Emergent Semantics in Wikipedia
Emergent Semantics in Wikipedia
|Short Description:||Represent Wikipedia's pages as a graph with connections' weight realized by means of a "social similarity" metrics and detect an emergent semantics in it.|
|Tutor:||DavidLaniado (firstname.lastname@example.org), RiccardoTasso (email@example.com)|
|Students:||FabioColzada (firstname.lastname@example.org), MattiaDiVitto (email@example.com)|
|Research Area:||Social Software and Semantic Web|
|Research Topic:||Graph Mining and Analysis, Semantic Tagging|
The aim of this project was to develop a social-measure for the similarity between two Wikipedia's pages, according to the quality and the quantity of the contributions generated by shared users. By building a bipartite network of pages and users it is possible to obtain from it a one-mode network, where the nodes are the pages itself.
Build a network of pages
The network used in our analysis comes from the interaction between the users and the encyclopedia, in such a way the object of our analysis is dynamically created in a distributed system of contributions. We adopted the EditLongevity measure to estimate the quality (and the quantity) of an edit on a page generated by a certain user, this metric is directly used to weight the edges in the first bipartite network created between users and pages, where two pages are connected by the edits of a shared contributor.

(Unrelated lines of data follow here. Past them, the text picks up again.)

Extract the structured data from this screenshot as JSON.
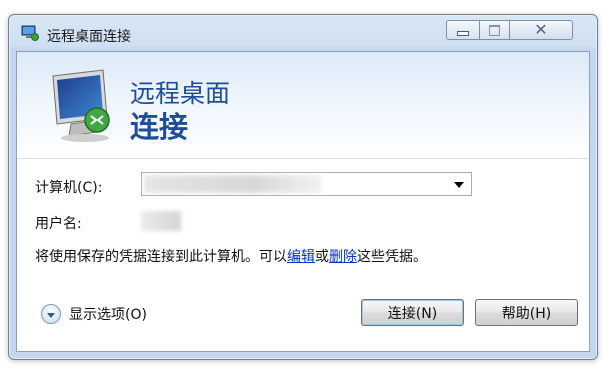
{
  "window": {
    "title": "远程桌面连接",
    "icon": "remote-desktop-icon",
    "controls": {
      "minimize": "minimize-icon",
      "maximize": "maximize-icon",
      "close": "close-icon"
    }
  },
  "banner": {
    "line1": "远程桌面",
    "line2": "连接",
    "icon": "monitor-connection-icon"
  },
  "form": {
    "computer_label": "计算机(C):",
    "computer_value": "",
    "user_label": "用户名:",
    "user_value": "",
    "info_text_before": "将使用保存的凭据连接到此计算机。可以",
    "edit_link": "编辑",
    "or_text": "或",
    "delete_link": "删除",
    "info_text_after": "这些凭据。"
  },
  "footer": {
    "options_label": "显示选项(O)",
    "connect_button": "连接(N)",
    "help_button": "帮助(H)"
  },
  "colors": {
    "accent": "#1e4e9a",
    "link": "#0033cc"
  }
}
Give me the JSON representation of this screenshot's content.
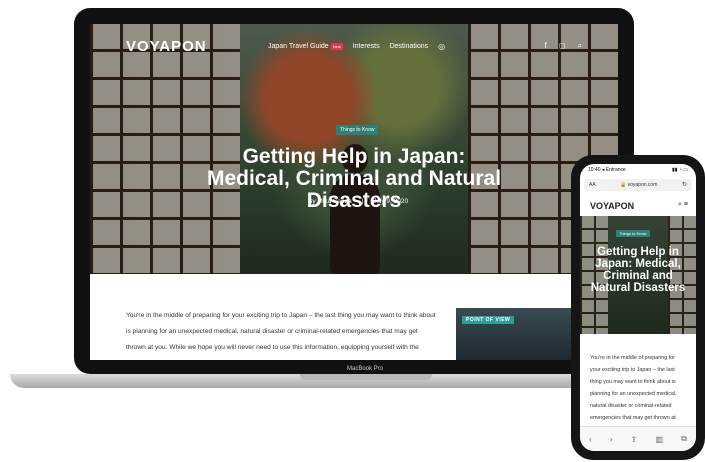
{
  "laptop": {
    "logo": "VOYAPON",
    "nav": [
      {
        "label": "Japan Travel Guide",
        "badge": "New"
      },
      {
        "label": "Interests"
      },
      {
        "label": "Destinations"
      }
    ],
    "icons": [
      "facebook-icon",
      "instagram-icon",
      "search-icon",
      "globe-icon"
    ],
    "tag": "Things to Know",
    "title": "Getting Help in Japan: Medical, Criminal and Natural Disasters",
    "author": "By Mika Senda",
    "separator": "|",
    "date": "July 9, 2020",
    "article": "You're in the middle of preparing for your exciting trip to Japan – the last thing you may want to think about is planning for an unexpected medical, natural disaster or criminal-related emergencies that may get thrown at you. While we hope you will never need to use this information, equipping yourself with the",
    "side_label": "POINT OF VIEW",
    "model": "MacBook Pro"
  },
  "phone": {
    "time": "10:40",
    "carrier": "◂ Entrance",
    "url": "voyapon.com",
    "aa": "AA",
    "logo": "VOYAPON",
    "tag": "Things to Know",
    "title": "Getting Help in Japan: Medical, Criminal and Natural Disasters",
    "text": "You're in the middle of preparing for your exciting trip to Japan – the last thing you may want to think about is planning for an unexpected medical, natural disaster or criminal-related emergencies that may get thrown at you. While we hope you will never need",
    "toolbar": [
      "back-icon",
      "forward-icon",
      "share-icon",
      "bookmarks-icon",
      "tabs-icon"
    ]
  }
}
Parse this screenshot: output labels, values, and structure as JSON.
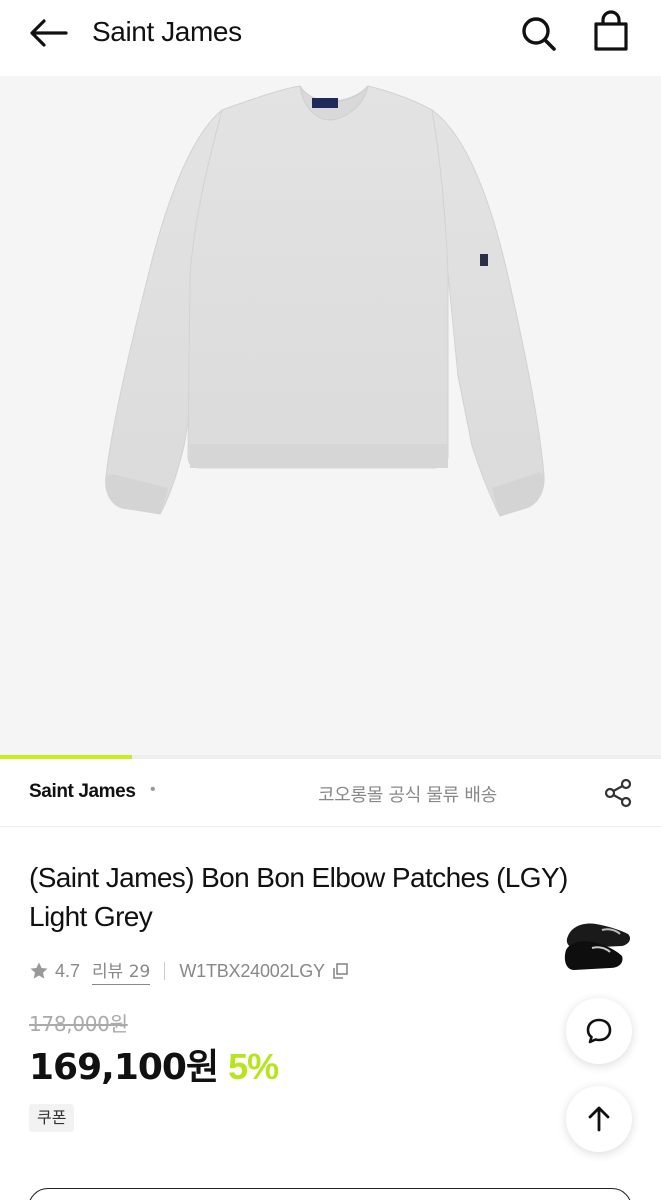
{
  "header": {
    "title": "Saint James",
    "back_icon": "arrow-left-icon",
    "search_icon": "search-icon",
    "bag_icon": "shopping-bag-icon"
  },
  "gallery": {
    "image_alt": "light grey sweatshirt product image",
    "progress": 0.2,
    "accent_color": "#c6f01c"
  },
  "brand_bar": {
    "brand": "Saint James",
    "dot": "•",
    "shipping": "코오롱몰 공식 물류 배송",
    "share_icon": "share-icon"
  },
  "product": {
    "title": "(Saint James) Bon Bon Elbow Patches (LGY) Light Grey",
    "rating": "4.7",
    "review_label": "리뷰 29",
    "sku": "W1TBX24002LGY",
    "original_price": "178,000원",
    "sale_price": "169,100원",
    "discount": "5%",
    "coupon": "쿠폰"
  },
  "floating": {
    "chat_icon": "chat-bubble-icon",
    "top_icon": "arrow-up-icon"
  }
}
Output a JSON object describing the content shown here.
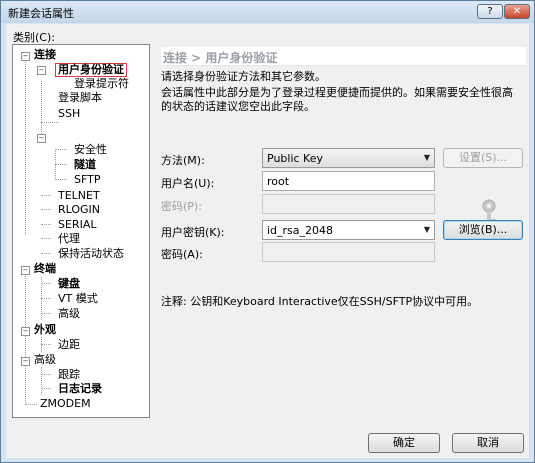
{
  "window": {
    "title": "新建会话属性",
    "help_label": "?",
    "close_label": "✕"
  },
  "category_label": "类别(C):",
  "tree": [
    {
      "label": "连接",
      "bold": true
    },
    {
      "label": "用户身份验证",
      "bold": true,
      "selected": true
    },
    {
      "label": "登录提示符"
    },
    {
      "label": "登录脚本"
    },
    {
      "label": "SSH"
    },
    {
      "label": "安全性"
    },
    {
      "label": "隧道",
      "bold": true
    },
    {
      "label": "SFTP"
    },
    {
      "label": "TELNET"
    },
    {
      "label": "RLOGIN"
    },
    {
      "label": "SERIAL"
    },
    {
      "label": "代理"
    },
    {
      "label": "保持活动状态"
    },
    {
      "label": "终端",
      "bold": true
    },
    {
      "label": "键盘",
      "bold": true
    },
    {
      "label": "VT 模式"
    },
    {
      "label": "高级"
    },
    {
      "label": "外观",
      "bold": true
    },
    {
      "label": "边距"
    },
    {
      "label": "高级"
    },
    {
      "label": "跟踪"
    },
    {
      "label": "日志记录",
      "bold": true
    },
    {
      "label": "ZMODEM"
    }
  ],
  "panel": {
    "heading": "连接 > 用户身份验证",
    "intro": "请选择身份验证方法和其它参数。",
    "desc_line1": "会话属性中此部分是为了登录过程更便捷而提供的。如果需要安全性很高",
    "desc_line2": "的状态的话建议您空出此字段。",
    "method_label": "方法(M):",
    "method_value": "Public Key",
    "settings_button": "设置(S)...",
    "username_label": "用户名(U):",
    "username_value": "root",
    "password_label": "密码(P):",
    "userkey_label": "用户密钥(K):",
    "userkey_value": "id_rsa_2048",
    "browse_button": "浏览(B)...",
    "passphrase_label": "密码(A):",
    "note": "注释: 公钥和Keyboard Interactive仅在SSH/SFTP协议中可用。"
  },
  "footer": {
    "ok": "确定",
    "cancel": "取消"
  },
  "icons": {
    "key": "key-icon"
  }
}
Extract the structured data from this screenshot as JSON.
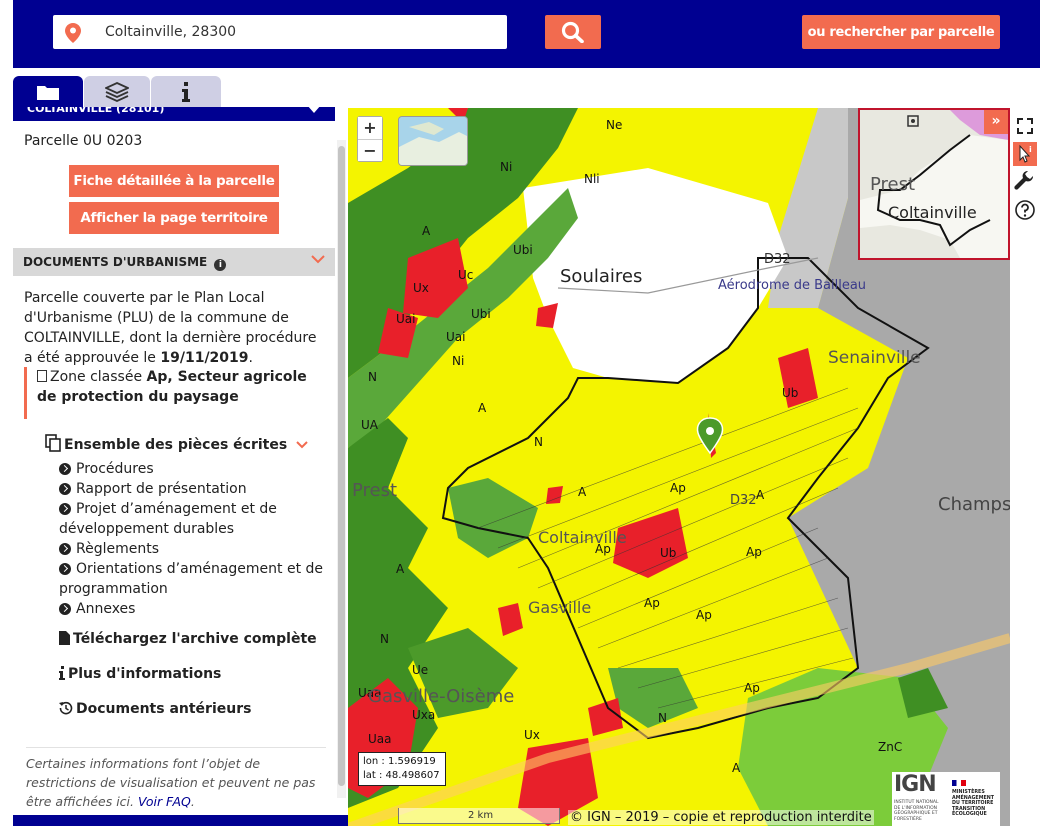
{
  "header": {
    "search_value": "Coltainville, 28300",
    "search_placeholder": "",
    "search_button_icon": "search-icon",
    "parcel_search_label": "ou rechercher par parcelle"
  },
  "tabs": [
    {
      "icon": "folder-icon",
      "active": true
    },
    {
      "icon": "layers-icon",
      "active": false
    },
    {
      "icon": "info-icon",
      "active": false
    }
  ],
  "panel": {
    "commune_title": "COLTAINVILLE (28101)",
    "parcel_label": "Parcelle 0U 0203",
    "btn_fiche": "Fiche détaillée à la parcelle",
    "btn_territoire": "Afficher la page territoire",
    "docs_section_title": "DOCUMENTS D'URBANISME",
    "desc_part1": "Parcelle couverte par le Plan Local d'Urbanisme (PLU) de la commune de COLTAINVILLE, dont la dernière procédure a été approuvée le ",
    "desc_date": "19/11/2019",
    "desc_end": ".",
    "zone_prefix": "Zone classée ",
    "zone_code": "Ap",
    "zone_label": ", Secteur agricole de protection du paysage",
    "pieces_title": "Ensemble des pièces écrites",
    "pieces": [
      "Procédures",
      "Rapport de présentation",
      "Projet d’aménagement et de développement durables",
      "Règlements",
      "Orientations d’aménagement et de programmation",
      "Annexes"
    ],
    "archive_link": "Téléchargez l'archive complète",
    "more_info_link": "Plus d'informations",
    "old_docs_link": "Documents antérieurs",
    "footnote": "Certaines informations font l’objet de restrictions de visualisation et peuvent ne pas être affichées ici.",
    "faq_link": "Voir FAQ",
    "footnote_end": "."
  },
  "map": {
    "zoom_in": "+",
    "zoom_out": "−",
    "place_labels": [
      "Soulaires",
      "Aérodrome de Bailleau",
      "Senainville",
      "Champs",
      "Prest",
      "Coltainville",
      "Gasville",
      "Gasville-Oisème",
      "D32",
      "D32"
    ],
    "overview_labels": [
      "Prest",
      "Coltainville"
    ],
    "overview_collapse": "»",
    "lon_label": "lon : 1.596919",
    "lat_label": "lat : 48.498607",
    "scale_label": "2 km",
    "attribution": "© IGN – 2019 – copie et reproduction interdite",
    "ign_logo": "IGN",
    "ign_subtitle": "INSTITUT NATIONAL DE L'INFORMATION GÉOGRAPHIQUE ET FORESTIÈRE",
    "ministry_logo": "MINISTÈRES AMÉNAGEMENT DU TERRITOIRE TRANSITION ÉCOLOGIQUE",
    "zones": [
      "A",
      "N",
      "Ap",
      "Ub",
      "Uc",
      "Ux",
      "Uai",
      "Ubi",
      "Ni",
      "Ne",
      "Nli",
      "UA",
      "Ue",
      "Uaa",
      "Uxa",
      "ZnC"
    ]
  },
  "colors": {
    "brand_blue": "#000091",
    "accent_orange": "#f26b4f",
    "zone_agricultural": "#ffff00",
    "zone_natural": "#4c9a2a",
    "zone_urban": "#e8202a",
    "inactive_tab": "#cfcfe4"
  }
}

To obtain a one-mode network from a two-mode network the cosine similarity measure has been chosen to calculate the correct weight of a direct edge between two pages. In this way not only the relative weight of the two user-page connections is considered, but also a comparison with the size of these pages.
Community detection in the Wikipedia graph
By applying to the network an algorithm for fast community detection in a graph, we got groups of Wikipedia's articles. Actually we analyzed the results obtained by two different algorithm, both based on modularity optimization: the Fastgreedy algorithm (with a workaround to solve the resolution limit issue) and the Louvain method. Despite the similar results, we lead the final analysis on the set of data obtained by the Louvain method, considered more reliable than the Fastgreedy algorithm.
To both restrict the dataset and keep the most meaningful information we set up many thresholds during the process. This lead to a graph with many small groups of pages (often containing just 2 or 3 articles) and two main components: one containing only pages about geography, and the biggest one, more interesting for our purpose, containing elements from various semantic areas. After the community detection we lead a further analysis on the internal semantics of the biggest communities of pages. Taking the structure of Wikipedia's categories, and forcing its representation as a tree, we calculated how strongly a cluster is binded to a limited set of related-meaning categories. We stated that almost all of the analyzed groups have elements belonging to the same semantic area, in such a way it is reasonable to think it is possible to extract an emergent semantics from such a network. Particulary interesting is the presence of a single very heterogeneous and big group of pages, not covered by any restricted set of categories. Some hypothesis have been made about this groups, underlining that the elements of this community are usually big pages often considered of general interest.